Создавая свой роман, Тынянов неоднократно сообщал читателям, что новые материалы, на которые он «натолкнулся», меняют многие сложившиеся представления; не меньшее значение имело использование и переосмысление уже известных документов, например, сохранившихся записей лекций лицейских профессоров и их изданных трудов («Право естественное» Куницына, «Риторика» Кошан-ского). Особое значение писатель придавал пушкинскому плану автобиографии, публикуемому в собраниях его сочинений под названием «Программа записок». Если сопоставить тот или иной эпизод романа с записью в пушкинской «программе», сразу становится ясным, что в лице автора романа соединились исследователь и художник: каждый эпизод одновременно является догадкой, интуитивным постижением, но в то же время основан на знании героя и его окружения.
Взаимосвязь научного и художественного творчества Тынянова может трактоваться по-разному: если для Б. Эйхенбаума романное изображение любви Пушкина к Карамзиной убедительнее построений статьи «Безыменная любовь» [1. С 222], то для М. Гаспарова очевидно обратное, поскольку этот исследователь числит Тынянова-литературоведа по ведомству риторики, а не науки [2. С 18]. Г. Левинтон, утверждающий принципиальную антиисторичность прозы Тынянова, полагает, что названная статья Тынянова «не только обосновывает и подкрепляет научными аргументами гипотезу, отраженную в романе, но одновременно подчеркивает необходимость аргументации, т.е. гипотетический характер биографической концепции, которая в романе предстает как безусловная реальность» [7. С. 129].
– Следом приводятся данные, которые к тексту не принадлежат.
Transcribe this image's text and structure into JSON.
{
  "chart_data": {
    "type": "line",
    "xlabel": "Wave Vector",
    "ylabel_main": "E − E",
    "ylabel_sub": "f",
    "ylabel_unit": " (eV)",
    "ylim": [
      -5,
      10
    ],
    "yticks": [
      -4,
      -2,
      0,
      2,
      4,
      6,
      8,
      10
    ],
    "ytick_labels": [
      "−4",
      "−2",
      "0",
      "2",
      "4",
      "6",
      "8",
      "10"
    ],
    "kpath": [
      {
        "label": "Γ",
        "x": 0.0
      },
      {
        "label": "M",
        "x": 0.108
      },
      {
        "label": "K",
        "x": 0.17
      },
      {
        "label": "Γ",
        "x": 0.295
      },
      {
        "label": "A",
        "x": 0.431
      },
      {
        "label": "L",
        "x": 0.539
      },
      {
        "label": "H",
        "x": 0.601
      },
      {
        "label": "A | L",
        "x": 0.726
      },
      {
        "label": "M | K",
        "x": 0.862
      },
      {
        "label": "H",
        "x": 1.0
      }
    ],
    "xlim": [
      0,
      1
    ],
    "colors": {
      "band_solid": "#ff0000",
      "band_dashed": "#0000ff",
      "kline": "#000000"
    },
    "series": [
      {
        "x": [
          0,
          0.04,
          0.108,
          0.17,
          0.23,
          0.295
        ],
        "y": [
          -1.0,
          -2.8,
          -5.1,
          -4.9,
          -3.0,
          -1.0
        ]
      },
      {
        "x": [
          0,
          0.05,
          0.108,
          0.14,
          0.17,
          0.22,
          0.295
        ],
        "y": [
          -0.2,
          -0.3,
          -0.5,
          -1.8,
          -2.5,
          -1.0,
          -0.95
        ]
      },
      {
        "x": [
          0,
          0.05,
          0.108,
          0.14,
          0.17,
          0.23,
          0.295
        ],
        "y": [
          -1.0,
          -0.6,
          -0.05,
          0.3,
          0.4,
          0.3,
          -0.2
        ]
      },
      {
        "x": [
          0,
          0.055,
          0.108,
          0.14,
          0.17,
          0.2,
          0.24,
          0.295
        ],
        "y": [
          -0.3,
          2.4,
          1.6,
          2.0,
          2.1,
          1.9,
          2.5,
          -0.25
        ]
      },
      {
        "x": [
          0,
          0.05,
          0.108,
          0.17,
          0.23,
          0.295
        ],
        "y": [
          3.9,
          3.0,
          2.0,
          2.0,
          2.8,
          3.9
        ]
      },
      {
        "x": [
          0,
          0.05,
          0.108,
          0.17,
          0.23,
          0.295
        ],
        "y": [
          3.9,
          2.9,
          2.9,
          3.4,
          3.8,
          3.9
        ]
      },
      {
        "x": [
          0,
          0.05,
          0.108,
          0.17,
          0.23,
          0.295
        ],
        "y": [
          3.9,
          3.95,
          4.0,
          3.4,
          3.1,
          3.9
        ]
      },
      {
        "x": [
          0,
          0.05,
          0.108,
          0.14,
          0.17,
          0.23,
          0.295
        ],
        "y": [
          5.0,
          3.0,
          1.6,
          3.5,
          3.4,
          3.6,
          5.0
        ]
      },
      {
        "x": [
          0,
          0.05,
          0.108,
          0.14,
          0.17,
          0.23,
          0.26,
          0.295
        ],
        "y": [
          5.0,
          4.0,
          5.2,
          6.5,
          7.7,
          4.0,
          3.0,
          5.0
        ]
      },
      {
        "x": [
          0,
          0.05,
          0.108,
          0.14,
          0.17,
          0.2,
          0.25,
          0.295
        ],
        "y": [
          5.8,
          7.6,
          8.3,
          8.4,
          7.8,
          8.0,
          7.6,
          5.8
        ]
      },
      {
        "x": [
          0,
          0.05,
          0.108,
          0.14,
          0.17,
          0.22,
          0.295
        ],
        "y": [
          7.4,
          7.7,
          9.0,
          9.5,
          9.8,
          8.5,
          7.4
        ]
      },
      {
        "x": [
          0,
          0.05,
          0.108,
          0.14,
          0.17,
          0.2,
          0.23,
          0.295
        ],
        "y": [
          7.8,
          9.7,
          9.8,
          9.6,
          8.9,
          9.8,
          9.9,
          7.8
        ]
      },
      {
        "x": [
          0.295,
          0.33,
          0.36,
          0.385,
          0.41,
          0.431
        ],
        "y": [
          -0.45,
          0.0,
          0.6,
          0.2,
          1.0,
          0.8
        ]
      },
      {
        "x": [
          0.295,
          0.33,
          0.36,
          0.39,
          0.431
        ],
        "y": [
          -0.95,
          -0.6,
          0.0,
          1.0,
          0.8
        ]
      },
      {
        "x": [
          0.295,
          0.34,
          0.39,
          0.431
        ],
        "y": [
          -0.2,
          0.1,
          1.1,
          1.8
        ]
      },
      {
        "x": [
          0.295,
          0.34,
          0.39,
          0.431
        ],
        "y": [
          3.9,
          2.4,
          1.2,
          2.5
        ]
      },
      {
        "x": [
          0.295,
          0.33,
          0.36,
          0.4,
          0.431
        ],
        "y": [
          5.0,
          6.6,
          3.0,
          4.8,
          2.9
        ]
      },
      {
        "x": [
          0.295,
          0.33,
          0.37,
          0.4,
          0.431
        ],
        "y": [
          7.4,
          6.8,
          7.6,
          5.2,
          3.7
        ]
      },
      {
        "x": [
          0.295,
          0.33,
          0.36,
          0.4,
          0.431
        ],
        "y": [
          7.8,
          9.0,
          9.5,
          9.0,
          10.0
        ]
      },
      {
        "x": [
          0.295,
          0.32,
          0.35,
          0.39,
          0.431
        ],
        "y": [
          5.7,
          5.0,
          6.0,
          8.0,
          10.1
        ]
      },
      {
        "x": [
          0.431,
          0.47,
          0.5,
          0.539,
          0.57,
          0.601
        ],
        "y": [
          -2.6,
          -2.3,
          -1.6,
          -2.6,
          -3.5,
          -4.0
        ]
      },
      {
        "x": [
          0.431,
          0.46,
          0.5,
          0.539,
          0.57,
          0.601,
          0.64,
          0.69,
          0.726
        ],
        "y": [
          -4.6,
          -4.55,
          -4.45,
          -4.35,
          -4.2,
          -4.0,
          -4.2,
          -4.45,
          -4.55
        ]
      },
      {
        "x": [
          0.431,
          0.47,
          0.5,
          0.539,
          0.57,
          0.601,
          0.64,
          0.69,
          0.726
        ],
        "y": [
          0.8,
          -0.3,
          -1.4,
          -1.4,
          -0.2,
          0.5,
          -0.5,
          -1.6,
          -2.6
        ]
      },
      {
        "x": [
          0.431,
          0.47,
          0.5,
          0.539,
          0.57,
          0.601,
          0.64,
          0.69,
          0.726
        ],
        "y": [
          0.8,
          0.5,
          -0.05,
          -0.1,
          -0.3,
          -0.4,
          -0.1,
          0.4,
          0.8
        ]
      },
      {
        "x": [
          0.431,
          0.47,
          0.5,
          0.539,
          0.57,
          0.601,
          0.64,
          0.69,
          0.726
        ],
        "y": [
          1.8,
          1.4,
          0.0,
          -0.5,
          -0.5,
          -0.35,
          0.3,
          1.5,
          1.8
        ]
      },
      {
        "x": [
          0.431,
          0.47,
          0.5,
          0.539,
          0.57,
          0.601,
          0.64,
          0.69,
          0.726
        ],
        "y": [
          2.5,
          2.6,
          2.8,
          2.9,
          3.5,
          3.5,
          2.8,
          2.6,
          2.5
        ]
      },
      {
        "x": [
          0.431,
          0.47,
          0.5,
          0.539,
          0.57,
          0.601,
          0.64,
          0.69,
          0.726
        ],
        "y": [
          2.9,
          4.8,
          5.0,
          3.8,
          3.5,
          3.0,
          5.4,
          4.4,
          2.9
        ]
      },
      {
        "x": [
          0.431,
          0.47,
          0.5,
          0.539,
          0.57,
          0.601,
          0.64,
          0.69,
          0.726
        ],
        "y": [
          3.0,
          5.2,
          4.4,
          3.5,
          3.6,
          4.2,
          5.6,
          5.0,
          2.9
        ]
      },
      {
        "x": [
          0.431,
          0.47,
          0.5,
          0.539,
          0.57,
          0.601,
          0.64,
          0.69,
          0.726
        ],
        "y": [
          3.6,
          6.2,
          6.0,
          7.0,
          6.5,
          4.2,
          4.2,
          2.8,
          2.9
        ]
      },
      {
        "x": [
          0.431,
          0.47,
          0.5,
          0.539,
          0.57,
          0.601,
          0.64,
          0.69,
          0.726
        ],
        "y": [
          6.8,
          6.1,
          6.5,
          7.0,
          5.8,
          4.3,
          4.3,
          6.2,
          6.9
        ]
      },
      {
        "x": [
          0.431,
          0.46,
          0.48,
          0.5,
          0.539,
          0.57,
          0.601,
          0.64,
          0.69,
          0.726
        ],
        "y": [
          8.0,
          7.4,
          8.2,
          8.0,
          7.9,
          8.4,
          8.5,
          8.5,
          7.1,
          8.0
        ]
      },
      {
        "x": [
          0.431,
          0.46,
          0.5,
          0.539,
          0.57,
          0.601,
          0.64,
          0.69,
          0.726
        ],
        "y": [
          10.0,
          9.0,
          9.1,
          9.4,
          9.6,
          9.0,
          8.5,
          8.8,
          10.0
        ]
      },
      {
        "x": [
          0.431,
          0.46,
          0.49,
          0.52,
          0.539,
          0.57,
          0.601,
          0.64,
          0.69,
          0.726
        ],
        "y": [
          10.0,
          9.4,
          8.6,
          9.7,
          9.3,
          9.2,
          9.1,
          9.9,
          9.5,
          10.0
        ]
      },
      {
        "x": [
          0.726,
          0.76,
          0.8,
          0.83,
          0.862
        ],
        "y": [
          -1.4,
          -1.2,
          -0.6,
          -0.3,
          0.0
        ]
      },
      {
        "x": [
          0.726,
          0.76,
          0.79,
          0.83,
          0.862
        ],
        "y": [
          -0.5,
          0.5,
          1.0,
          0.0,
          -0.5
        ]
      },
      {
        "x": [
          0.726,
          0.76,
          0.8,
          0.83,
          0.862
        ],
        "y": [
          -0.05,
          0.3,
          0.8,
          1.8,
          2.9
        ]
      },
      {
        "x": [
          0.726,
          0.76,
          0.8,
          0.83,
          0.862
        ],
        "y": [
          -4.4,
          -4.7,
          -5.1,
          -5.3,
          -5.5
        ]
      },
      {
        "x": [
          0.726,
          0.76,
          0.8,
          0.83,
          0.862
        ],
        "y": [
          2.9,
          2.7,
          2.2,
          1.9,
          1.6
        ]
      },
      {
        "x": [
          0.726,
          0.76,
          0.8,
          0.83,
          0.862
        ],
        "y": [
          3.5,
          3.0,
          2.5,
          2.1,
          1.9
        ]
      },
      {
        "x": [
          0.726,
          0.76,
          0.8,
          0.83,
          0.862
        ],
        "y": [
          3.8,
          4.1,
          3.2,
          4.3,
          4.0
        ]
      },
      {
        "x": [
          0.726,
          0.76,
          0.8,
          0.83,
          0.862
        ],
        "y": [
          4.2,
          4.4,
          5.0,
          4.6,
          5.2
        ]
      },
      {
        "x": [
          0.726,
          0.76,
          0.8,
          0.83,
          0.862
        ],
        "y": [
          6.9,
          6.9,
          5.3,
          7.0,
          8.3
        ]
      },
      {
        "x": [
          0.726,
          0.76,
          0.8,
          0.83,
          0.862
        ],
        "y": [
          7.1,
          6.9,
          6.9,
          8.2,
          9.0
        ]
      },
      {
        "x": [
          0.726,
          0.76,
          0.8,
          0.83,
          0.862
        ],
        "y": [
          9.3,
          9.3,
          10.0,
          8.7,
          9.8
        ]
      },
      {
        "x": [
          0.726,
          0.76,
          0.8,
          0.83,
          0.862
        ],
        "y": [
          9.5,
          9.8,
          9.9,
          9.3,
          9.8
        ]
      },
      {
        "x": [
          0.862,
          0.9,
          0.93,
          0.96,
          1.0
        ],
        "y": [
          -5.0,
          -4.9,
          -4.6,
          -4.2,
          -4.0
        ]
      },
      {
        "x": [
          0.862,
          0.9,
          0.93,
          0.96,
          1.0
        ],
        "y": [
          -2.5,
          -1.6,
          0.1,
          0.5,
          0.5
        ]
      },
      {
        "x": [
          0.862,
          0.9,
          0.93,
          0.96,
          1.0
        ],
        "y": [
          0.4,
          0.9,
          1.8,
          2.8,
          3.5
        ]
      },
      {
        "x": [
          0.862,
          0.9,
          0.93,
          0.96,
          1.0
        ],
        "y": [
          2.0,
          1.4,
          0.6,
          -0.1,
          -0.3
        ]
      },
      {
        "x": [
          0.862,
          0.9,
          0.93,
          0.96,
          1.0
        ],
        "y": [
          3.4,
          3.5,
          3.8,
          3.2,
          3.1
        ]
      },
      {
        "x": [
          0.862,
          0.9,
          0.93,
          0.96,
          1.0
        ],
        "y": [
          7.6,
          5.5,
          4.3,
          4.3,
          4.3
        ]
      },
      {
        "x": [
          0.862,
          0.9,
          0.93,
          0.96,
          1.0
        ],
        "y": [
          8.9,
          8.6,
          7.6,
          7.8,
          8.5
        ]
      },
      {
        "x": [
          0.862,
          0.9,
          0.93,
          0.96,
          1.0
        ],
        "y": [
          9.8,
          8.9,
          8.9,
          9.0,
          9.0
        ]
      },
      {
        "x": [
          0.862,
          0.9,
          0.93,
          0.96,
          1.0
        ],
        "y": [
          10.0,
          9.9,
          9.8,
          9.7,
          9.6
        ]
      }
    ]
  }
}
В первой части романа Ю. Тынянова центральный герой заслонен другими фигурами, во второй выступает на первый план. И в том, и в другом случае повествование имеет полуиронический характер, который в третьей части сменяется поэтически-страстным. Лирически напряженная авторская мысль как бы сливается с мыслью и речью героя, приобретая при этом сходство с речью стихотворной. В этой же части особенно настойчиво продолжает проявлять тебя доминантная тема «утаенной любви» к Карамзиной. Как показал исследователь, эта тема подчиняет себе отбор цитируемых текстов и направленность их интерпретации [9].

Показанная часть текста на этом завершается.